One: Being disabled and applying for SSI disability can take years until a final discussion is made, usually in a court of law by a judge. Meanwhile the person remains homeless and their health deteriorates.
Two: Once a pet is diagnosed with an ongoing issue such as diabetes or cancer we can no longer help that pet. We do not have the funds to continue to provide meds and treatments for the life of a pet. We give the owner resources of other organizations that can and will help.
Three: Without transportation, it is a challenge to keep an appointment and many times the pet is not treated. Our case managers are very aware of this problem and try to find a hospital within walking distance.

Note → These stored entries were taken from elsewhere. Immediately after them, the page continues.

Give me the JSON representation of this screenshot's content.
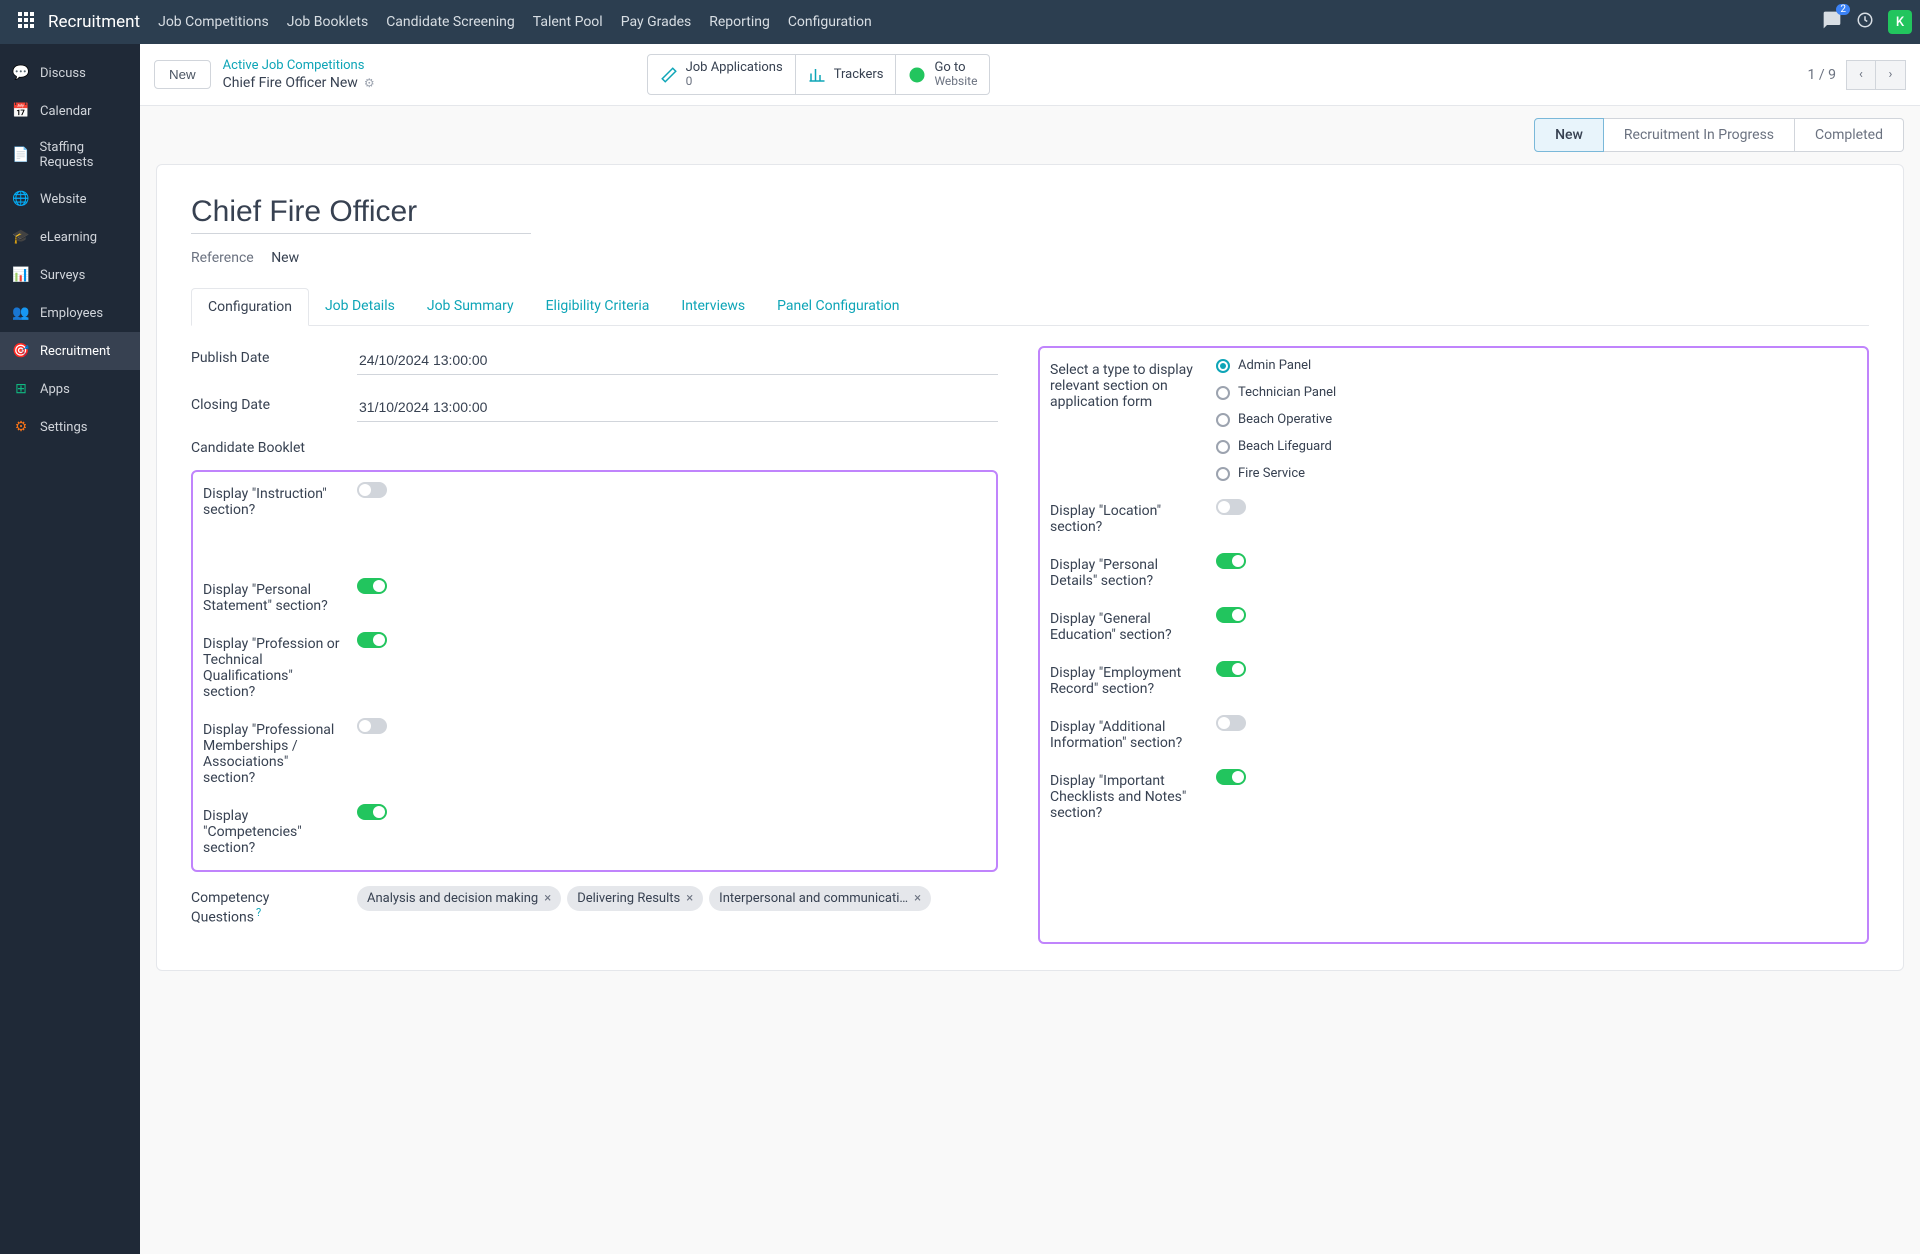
{
  "topnav": {
    "brand": "Recruitment",
    "menu": [
      "Job Competitions",
      "Job Booklets",
      "Candidate Screening",
      "Talent Pool",
      "Pay Grades",
      "Reporting",
      "Configuration"
    ],
    "chat_badge": "2",
    "avatar": "K"
  },
  "sidebar": [
    {
      "label": "Discuss"
    },
    {
      "label": "Calendar"
    },
    {
      "label": "Staffing Requests"
    },
    {
      "label": "Website"
    },
    {
      "label": "eLearning"
    },
    {
      "label": "Surveys"
    },
    {
      "label": "Employees"
    },
    {
      "label": "Recruitment",
      "active": true
    },
    {
      "label": "Apps"
    },
    {
      "label": "Settings"
    }
  ],
  "hdr": {
    "new_btn": "New",
    "crumb_top": "Active Job Competitions",
    "crumb_bottom": "Chief Fire Officer New",
    "statbtn1": {
      "label": "Job Applications",
      "sub": "0"
    },
    "statbtn2": {
      "label": "Trackers"
    },
    "statbtn3": {
      "label": "Go to",
      "sub": "Website"
    },
    "pager": "1 / 9"
  },
  "stages": {
    "s1": "New",
    "s2": "Recruitment In Progress",
    "s3": "Completed"
  },
  "form": {
    "title": "Chief Fire Officer",
    "ref_label": "Reference",
    "ref_value": "New",
    "tabs": [
      "Configuration",
      "Job Details",
      "Job Summary",
      "Eligibility Criteria",
      "Interviews",
      "Panel Configuration"
    ],
    "left": {
      "publish_label": "Publish Date",
      "publish_value": "24/10/2024 13:00:00",
      "closing_label": "Closing Date",
      "closing_value": "31/10/2024 13:00:00",
      "booklet_label": "Candidate Booklet",
      "disp_instruction": "Display \"Instruction\" section?",
      "disp_personal_statement": "Display \"Personal Statement\" section?",
      "disp_profession": "Display \"Profession or Technical Qualifications\" section?",
      "disp_memberships": "Display \"Professional Memberships / Associations\" section?",
      "disp_competencies": "Display \"Competencies\" section?",
      "competency_label": "Competency Questions",
      "tags": {
        "t0": "Analysis and decision making",
        "t1": "Delivering Results",
        "t2": "Interpersonal and communicati…"
      }
    },
    "right": {
      "type_label": "Select a type to display relevant section on application form",
      "radios": {
        "r0": "Admin Panel",
        "r1": "Technician Panel",
        "r2": "Beach Operative",
        "r3": "Beach Lifeguard",
        "r4": "Fire Service"
      },
      "disp_location": "Display \"Location\" section?",
      "disp_personal_details": "Display \"Personal Details\" section?",
      "disp_general_edu": "Display \"General Education\" section?",
      "disp_employment": "Display \"Employment Record\" section?",
      "disp_additional": "Display \"Additional Information\" section?",
      "disp_important": "Display \"Important Checklists and Notes\" section?"
    }
  }
}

Jeffrey is homeless in the Lancaster, CA area. He has been homeless for two years and lives in a shack he built in a vacant lot. He is working with a social worker at Mental Health America. He receives food stamps and general relief. He called Feeding Pets of the Homeless concerned about his dog, Momo, a 2–year-old unaltered female Great Dane Mix. He had found Momo as a puppy, abandoned in the desert near his shack. Momo was involved in a dogfight. She was limping on her front leg and had bite marks are her ears. We approved an exam at one of our 1,060 hospitals. After the examination, the veterinarian recommended x-rays, sedation and a pain injection. After the x-rays it was determined there were no fractures. We assisted with $490. Which also included anti-inflammatory injection and medications, and additional pain medications. The hospital discounted $405.